The nice folks at the Cato Institute have a new website for us promoting their libertarian ideology (www.libertarianism.org). Oy… Well, like many others, I also went through a libertarian phase back in early days of moral development, so I remain at least interested enough to view the introductory lecture that leads off this website. There, the lecturer summarizes libertarian philosophy as “Each person has the right to live his (sic!) life in any way he (sic!) chooses, so long as he (sic!) respects the equal rights of others.”
It made me smile to remember those heady days of youthful enthusiasm, then that would have been so convincing and full of wisdom to me. Now, however, I see that there are at least two major hidden assumptions in it that are clearly, demonstrably wrong, and fatal to the philosophy itself.
The first hidden assumption is that each individual has approximately the same amount of power in society, that is, the ability to executive his/her choices. If that were true, this philosophy would make sense. If that were not true, however, then this philosophy quickly reduces to the statement that those who have more power and ability to execute their choices are morally justified in doing so. Furthermore, it implies that less powerful people, pooling the power they do have (which is basically the power of numbers) so as to collectively counterbalance the power of those who wield superior power individually, are not morally justified in doing so. They are acting “tyrannically,” to employ a favorite term of libertarians.
I take it for granted that empirical investigation would lead all thinking people quickly to the conclusion that there is not anything even approaching an equal distribution of power among individuals in our society (or any other, as far as that goes, not even small voluntary associations.)
The second hidden assumption is that each individual functions within a sort of atomistic sphere of “personal space” in which his/her actions have no impact on others. Thus, the implied social contract of mutual respect offered by libertarianism is, “you stay in your bubble and I’ll stay in mine.”
This is a highly ideologically constructed view of reality, to say the least. In the social sciences, we mostly adhere to a very opposite view, a view that is usually called an “eco-systems” perspective. Even in the hermetically sealed social science, that is, economics, there is increasing dissatisfaction with this view any time one of its practitioners tries to be interdisciplinary (for example, the behavioral economists), though preference for the autistic view remains strong because it yields the kind of “clean data” economists love, whether or not that data has any relevance to actually existing conditions of life.
In the eco-systems view, there are no isolated spheres of action. Any and all actions are understood to have effects and repercussions throughout the entire system. The effects may be large or small, but this has mostly to do with what one decides to measure and the tools employed to do so (and most effects and repercussions are unknown entirely because they aren’t even on the radar screen of our attention at the moment – we only recognize them retrospectively, sometimes decades later, and wish we had acted differently back then.)
One might argue that the eco-systems perspective is also a highly ideologically constructed view, and I would agree.
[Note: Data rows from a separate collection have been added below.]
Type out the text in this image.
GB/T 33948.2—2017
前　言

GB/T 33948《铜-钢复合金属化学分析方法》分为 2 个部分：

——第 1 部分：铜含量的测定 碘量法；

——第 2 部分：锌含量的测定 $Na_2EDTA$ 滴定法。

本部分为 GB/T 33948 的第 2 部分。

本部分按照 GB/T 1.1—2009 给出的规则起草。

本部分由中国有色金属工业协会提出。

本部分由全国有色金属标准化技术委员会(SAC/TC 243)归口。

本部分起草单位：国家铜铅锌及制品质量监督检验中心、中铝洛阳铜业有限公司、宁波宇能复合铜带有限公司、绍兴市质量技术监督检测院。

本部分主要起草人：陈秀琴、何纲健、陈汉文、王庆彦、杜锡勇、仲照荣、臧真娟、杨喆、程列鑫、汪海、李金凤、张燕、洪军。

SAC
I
But I would also argue that it corresponds much more closely than the libertarian alternative to the current understanding of our environment found in the natural and life sciences, and is also much more compatible with a religious/sacred/spiritual worldview than its libertarian opposite.
Obviously, if you conceive of the world we live in as one of constant interaction with effects, repercussions and consequences reverberating through the entire ecosystem for perhaps decades to come, you quickly arrive at a very different understanding of private property rights than outlined in current libertarianism. It’s no small point to notice that, in a world of now seven billion people, it is exactly the area of property-use-promoting-personal-gain as opposed to property-use-promoting-general-welfare that quickly takes front-and-center focus in any libertarian definition of “freedom.”
I would only invite to ask which view (libertarian or eco-systems) corresponds more closely with a scientifically-honed sense of empirical reality. The answer is obvious. Libertarian philosophy is valuable, at best, only as an adolescent phase through which one passes on the way to incorporation into a more well-rounded political adulthood.